Fighting back, the U.K. government says the proposed legal changes are “vital to kickstarting shale gas exploration” in the country. It also argues that the present law allowing people to prevent the development of shale gas under their property would lead to “significant delays” in the case of a fracking boom. Ministers have publicly argued the current legal process by which companies must push forward fracking plans is “costly, time-consuming and disproportionate.”
Public Backlash Against Unrestricted Fracking
However, as the public and you get a different opinion. Of the more than 40,000 responses to a consultation on plans to enable oil and gas companies underground access without requiring landowners’ permission, 99% of U.K. residents opposed the changes.
Simon Clydesdale, a campaigner at Greenpeace UK, said, “Minsters are effectively trying to absolve fracking firms from responsibility for whatever mess they’ll end up leaving underground."
"This amendment makes a mockery of the government’s repeated claims about Britain’s world-class fracking regulations. Far from toughening up rules, ministers are bending over backwards to put the interests of shale driller before the safety of our environment and our climate,” he said.

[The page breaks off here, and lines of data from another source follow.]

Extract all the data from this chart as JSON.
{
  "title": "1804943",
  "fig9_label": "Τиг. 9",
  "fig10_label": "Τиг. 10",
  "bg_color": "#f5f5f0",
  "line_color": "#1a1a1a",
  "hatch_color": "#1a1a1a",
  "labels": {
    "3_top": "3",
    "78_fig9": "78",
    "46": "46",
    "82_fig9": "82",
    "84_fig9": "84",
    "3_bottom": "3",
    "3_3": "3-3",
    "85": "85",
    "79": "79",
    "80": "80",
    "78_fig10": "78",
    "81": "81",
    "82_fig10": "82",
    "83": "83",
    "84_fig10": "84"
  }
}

Meanwhile, anti-fracking activists across the U.K. have been busy raising the issue in the public arena. As Steve Rushton reported for Occupy.com in August, no less than a dozen anti-fracking actions took place throughout the U.K. on a single day of protest against the industry and its government supporters.

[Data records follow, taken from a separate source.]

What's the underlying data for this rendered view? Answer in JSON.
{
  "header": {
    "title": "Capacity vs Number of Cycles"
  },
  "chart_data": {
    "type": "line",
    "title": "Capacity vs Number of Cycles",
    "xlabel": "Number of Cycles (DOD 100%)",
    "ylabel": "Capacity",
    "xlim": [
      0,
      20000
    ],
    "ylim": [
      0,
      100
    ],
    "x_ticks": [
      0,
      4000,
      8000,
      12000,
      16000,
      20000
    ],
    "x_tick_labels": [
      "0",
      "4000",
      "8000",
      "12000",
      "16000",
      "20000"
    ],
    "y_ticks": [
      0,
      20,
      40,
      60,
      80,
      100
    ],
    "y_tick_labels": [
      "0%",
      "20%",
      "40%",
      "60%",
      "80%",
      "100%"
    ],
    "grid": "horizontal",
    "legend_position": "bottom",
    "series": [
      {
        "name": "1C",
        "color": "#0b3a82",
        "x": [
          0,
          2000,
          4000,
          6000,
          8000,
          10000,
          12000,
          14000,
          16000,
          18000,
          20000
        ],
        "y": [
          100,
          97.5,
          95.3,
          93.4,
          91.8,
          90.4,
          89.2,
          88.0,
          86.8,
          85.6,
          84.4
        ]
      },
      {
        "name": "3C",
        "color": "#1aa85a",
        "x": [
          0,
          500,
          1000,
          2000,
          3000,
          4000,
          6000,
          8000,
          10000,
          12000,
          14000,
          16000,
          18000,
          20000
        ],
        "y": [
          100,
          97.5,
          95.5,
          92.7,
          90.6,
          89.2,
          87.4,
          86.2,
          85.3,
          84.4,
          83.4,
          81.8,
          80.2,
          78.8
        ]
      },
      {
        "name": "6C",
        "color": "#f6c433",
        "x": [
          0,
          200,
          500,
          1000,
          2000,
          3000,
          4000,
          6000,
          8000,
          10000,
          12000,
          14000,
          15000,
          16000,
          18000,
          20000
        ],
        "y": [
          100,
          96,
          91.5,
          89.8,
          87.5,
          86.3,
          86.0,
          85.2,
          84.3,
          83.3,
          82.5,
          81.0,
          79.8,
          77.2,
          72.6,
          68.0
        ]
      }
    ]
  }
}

As part of a week-long "Reclaim the Power" camp, the protesters sought to draw attention to the dangers of fracking and, as Rushton puts it, “the corrupt web of corporate and government power aggressively pushing the process forward despite widespread public opposition.”

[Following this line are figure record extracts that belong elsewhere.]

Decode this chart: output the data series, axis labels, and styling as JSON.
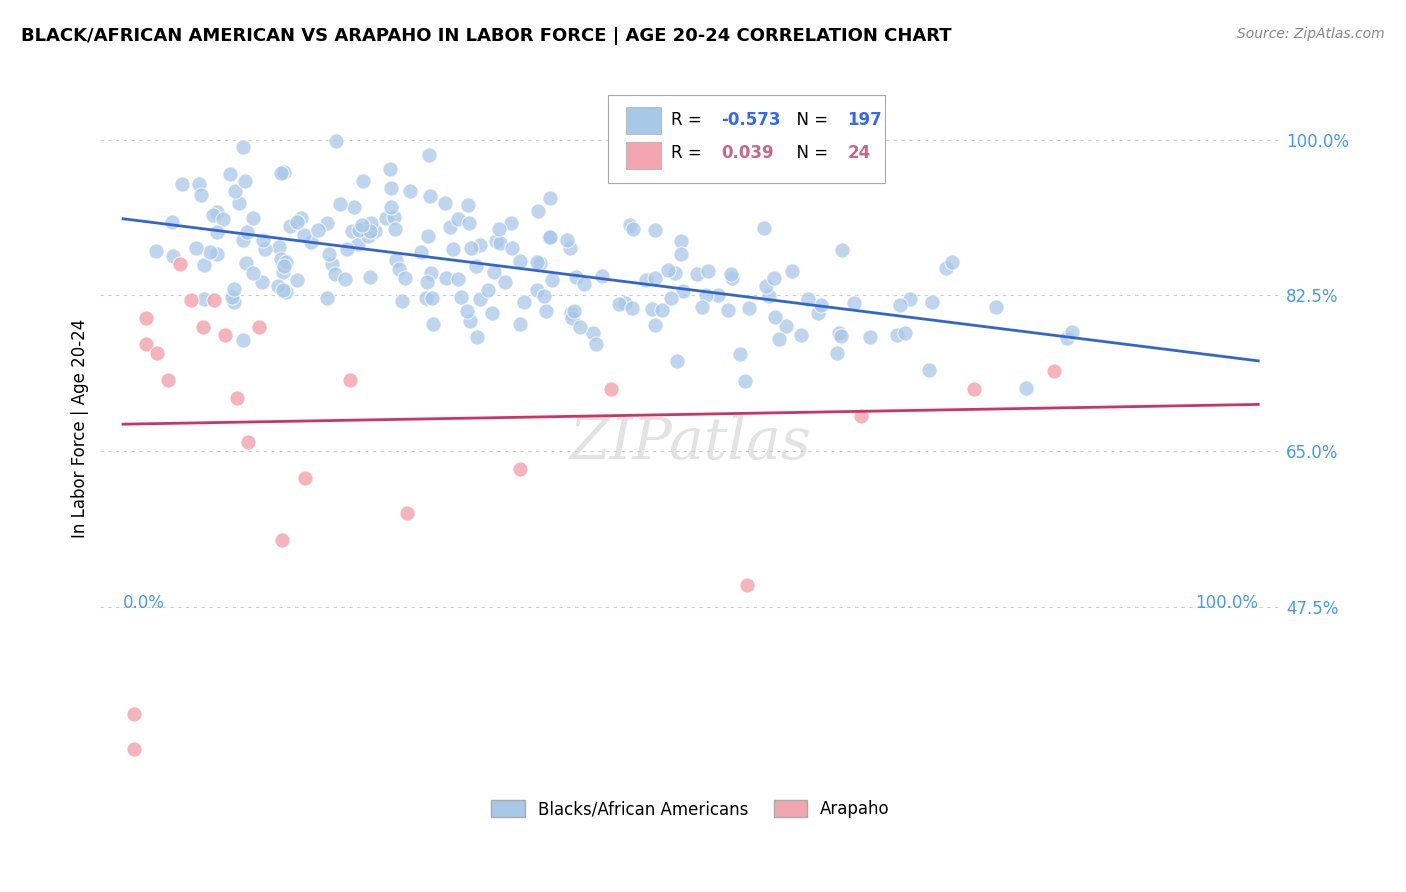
{
  "title": "BLACK/AFRICAN AMERICAN VS ARAPAHO IN LABOR FORCE | AGE 20-24 CORRELATION CHART",
  "source": "Source: ZipAtlas.com",
  "ylabel": "In Labor Force | Age 20-24",
  "xlim": [
    -0.02,
    1.02
  ],
  "ylim": [
    0.28,
    1.07
  ],
  "yticks": [
    0.475,
    0.65,
    0.825,
    1.0
  ],
  "ytick_labels": [
    "47.5%",
    "65.0%",
    "82.5%",
    "100.0%"
  ],
  "xtick_labels": [
    "0.0%",
    "100.0%"
  ],
  "xticks": [
    0.0,
    1.0
  ],
  "blue_R": -0.573,
  "blue_N": 197,
  "pink_R": 0.039,
  "pink_N": 24,
  "blue_color": "#a8c8e8",
  "pink_color": "#f4a6b0",
  "blue_line_color": "#3366cc",
  "pink_line_color": "#cc3366",
  "legend_blue_label": "Blacks/African Americans",
  "legend_pink_label": "Arapaho",
  "tick_color": "#4499ff",
  "blue_R_color": "#3366ff",
  "pink_R_color": "#cc6688"
}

Echoes of the Halliburton Loophole
Britain's controversial amendment shares similarities with the “Halliburton Loophole,” which was pushed through by Vice President Dick Cheney early during George W. Bush's second term in office. The Halliburton Loophole refers to legislation introduced in the 2005 Energy Policy Act that permits fracking companies to skirt federally mandated regulations which adhere to the Safe Drinking Water Act of 1974.
As Truthout explains, Cheney, the former Chairman and CEO of Halliburton, one of the world’s largest oil field services companies, sought to make the firm a central player in the fracking industry that emerged in force last decade across the U.S.
The company, however, like other firms faced obstructions in the form of the Safe Drinking Water Act, which outlawed toxic chemicals from entering drinking water sources. As a major stakeholder in Halliburton, Cheney pushed Congress to create an exemption from the law for the fracking industry. Nearly a decade after the “Halliburton Loophole” was signed into law, the EPA is unable to regulate toxic chemicals when they enter America’s water supply through the fracking process.
And it's this kind of blatant corporate-government collusion, for industry profit and against the public interest, that U.K. residents are now seeing echoed in a law that represents a clear breach of democratic rights to health and safety.
As author and environmental activist Naomi Klein points out, the recent changes to the law in the U.K. giving companies the right to frack beneath private properties with landowners’ permission is a rights violation that is already producing a backlash. In her book "This Changes Everything: Capitalism vs the Climate," Klein talks about how the UK's decision to make landowners powerless amid fracking activities on their own land is energizing resistance to fracking across the UK.
“What is animating the anti-fracking movement? Yes, it’s water. It’s also a defense of democracy,” Klein said at a Guardian Live event. The recent scene of occupation in Parliament Square in London, known as Occupy Democracy, is testament to this, as fracking was among the central points of resistance at the 10-day protest.
If the U.K. government insists on ignoring the 99% opposition to its controversial changes to fracking law, what else but renewed occupation by the 99% does it expect?